Business owners must ensure social media influencers correctly label sponsored posts

Business owners working with social media influencers to market their product, service, or business need to be aware of the Australian Competition and Consumer Commission (ACCC) laws and the National Advertisers Code of Ethics (Code of Ethics).

The ACCC and Code of Ethics are regularly altered and adapted to account for new trends in technology and media marketing.
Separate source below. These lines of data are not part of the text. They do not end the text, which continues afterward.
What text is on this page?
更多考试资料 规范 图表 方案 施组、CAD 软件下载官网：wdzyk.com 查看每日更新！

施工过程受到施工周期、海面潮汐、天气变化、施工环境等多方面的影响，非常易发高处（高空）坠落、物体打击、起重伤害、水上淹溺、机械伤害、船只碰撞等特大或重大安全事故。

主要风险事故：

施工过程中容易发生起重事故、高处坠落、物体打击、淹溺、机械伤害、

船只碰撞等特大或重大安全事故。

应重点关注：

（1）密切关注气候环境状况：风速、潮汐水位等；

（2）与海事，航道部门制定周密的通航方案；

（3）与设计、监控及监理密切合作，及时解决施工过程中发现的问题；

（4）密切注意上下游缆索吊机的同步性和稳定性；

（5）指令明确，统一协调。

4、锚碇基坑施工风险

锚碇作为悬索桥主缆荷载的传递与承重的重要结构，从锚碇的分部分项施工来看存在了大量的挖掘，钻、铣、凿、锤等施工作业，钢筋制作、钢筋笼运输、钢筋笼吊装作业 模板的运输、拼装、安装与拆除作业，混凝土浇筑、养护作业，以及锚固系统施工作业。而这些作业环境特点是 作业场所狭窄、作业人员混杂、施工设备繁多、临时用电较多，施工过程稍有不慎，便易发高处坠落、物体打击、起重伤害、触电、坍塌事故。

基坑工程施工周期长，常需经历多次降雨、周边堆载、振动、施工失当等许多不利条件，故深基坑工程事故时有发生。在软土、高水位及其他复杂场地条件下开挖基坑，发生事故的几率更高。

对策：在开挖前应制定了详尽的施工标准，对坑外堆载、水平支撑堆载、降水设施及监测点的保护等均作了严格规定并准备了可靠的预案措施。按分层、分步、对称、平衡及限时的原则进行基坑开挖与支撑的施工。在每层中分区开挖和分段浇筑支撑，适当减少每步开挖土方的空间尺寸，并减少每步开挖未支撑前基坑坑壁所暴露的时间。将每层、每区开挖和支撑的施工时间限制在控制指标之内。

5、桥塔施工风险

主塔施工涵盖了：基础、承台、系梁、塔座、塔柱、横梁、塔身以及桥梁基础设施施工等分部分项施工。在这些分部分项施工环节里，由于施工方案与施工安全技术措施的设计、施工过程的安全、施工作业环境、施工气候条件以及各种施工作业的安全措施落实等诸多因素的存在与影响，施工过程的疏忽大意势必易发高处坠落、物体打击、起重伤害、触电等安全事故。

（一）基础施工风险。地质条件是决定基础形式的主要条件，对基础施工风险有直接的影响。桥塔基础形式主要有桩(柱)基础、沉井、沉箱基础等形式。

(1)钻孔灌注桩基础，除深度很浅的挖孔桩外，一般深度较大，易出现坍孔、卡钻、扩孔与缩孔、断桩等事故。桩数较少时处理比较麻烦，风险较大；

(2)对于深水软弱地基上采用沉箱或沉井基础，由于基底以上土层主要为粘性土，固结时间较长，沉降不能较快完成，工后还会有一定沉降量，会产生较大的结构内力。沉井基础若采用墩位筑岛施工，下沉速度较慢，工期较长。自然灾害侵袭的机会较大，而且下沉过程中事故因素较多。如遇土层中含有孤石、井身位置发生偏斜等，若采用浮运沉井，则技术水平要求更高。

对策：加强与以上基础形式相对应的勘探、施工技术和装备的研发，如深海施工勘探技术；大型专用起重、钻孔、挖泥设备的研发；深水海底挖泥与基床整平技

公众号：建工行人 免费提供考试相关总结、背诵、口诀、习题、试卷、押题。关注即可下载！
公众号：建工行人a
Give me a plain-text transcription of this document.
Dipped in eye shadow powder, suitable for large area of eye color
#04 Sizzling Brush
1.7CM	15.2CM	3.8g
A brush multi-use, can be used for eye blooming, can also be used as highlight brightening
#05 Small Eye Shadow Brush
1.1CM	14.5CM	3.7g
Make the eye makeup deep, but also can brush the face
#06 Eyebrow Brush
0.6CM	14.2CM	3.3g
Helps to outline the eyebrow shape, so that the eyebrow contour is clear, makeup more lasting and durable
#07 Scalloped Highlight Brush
In February 2021,  the Code of Ethics was tightened, requiring all advertising of a product or service by an influencer to be “clearly distinguishable as such” (Section 2.7 of the Code of Ethics for The Australian Association of National Advertisers (AANA)).

“Clear, obvious, upfront”

The AANA took this new code a step further when publishing their practice note which states:

Where an influencer or affiliate accepts payment of money or free products or services from a brand in exchange for them to promote that brand’s products or services, the relationship must be clear, obvious and upfront to the audience and expressed in a way that is easily understood (e.g. #ad, Advert, Advertising, Branded Content, Paid Partnership, Paid Promotion). Less clear labels such as #sp, Spon, gifted, Affiliate, Collab, thanks to… or merely mentioning the brand name may not be sufficient to clearly distinguish the post as advertising.”

Since the new code was published, multiple brands and businesses have been in breach.

One recent case saw an influencer post a photo for the Dough Store (an online clothing retailer). They did not provide the required advertising indicators.

The Dough Store argued it shouldn’t be liable for what a third-party posts online. The ACCC disagreed. They found the onus is on the business to ensure the post is compliant with the code whenever providing an influencer with a free product, or paid advertisement.

If you are a business owner using social media advertising, please ensure that you familiarise yourself with the AANA codes and the ACCC laws to ensure that you are not at risk of being in breach.

This article was authored by Tessa Calver-James, Senior Associate and Jameson Smith, Law Clerk.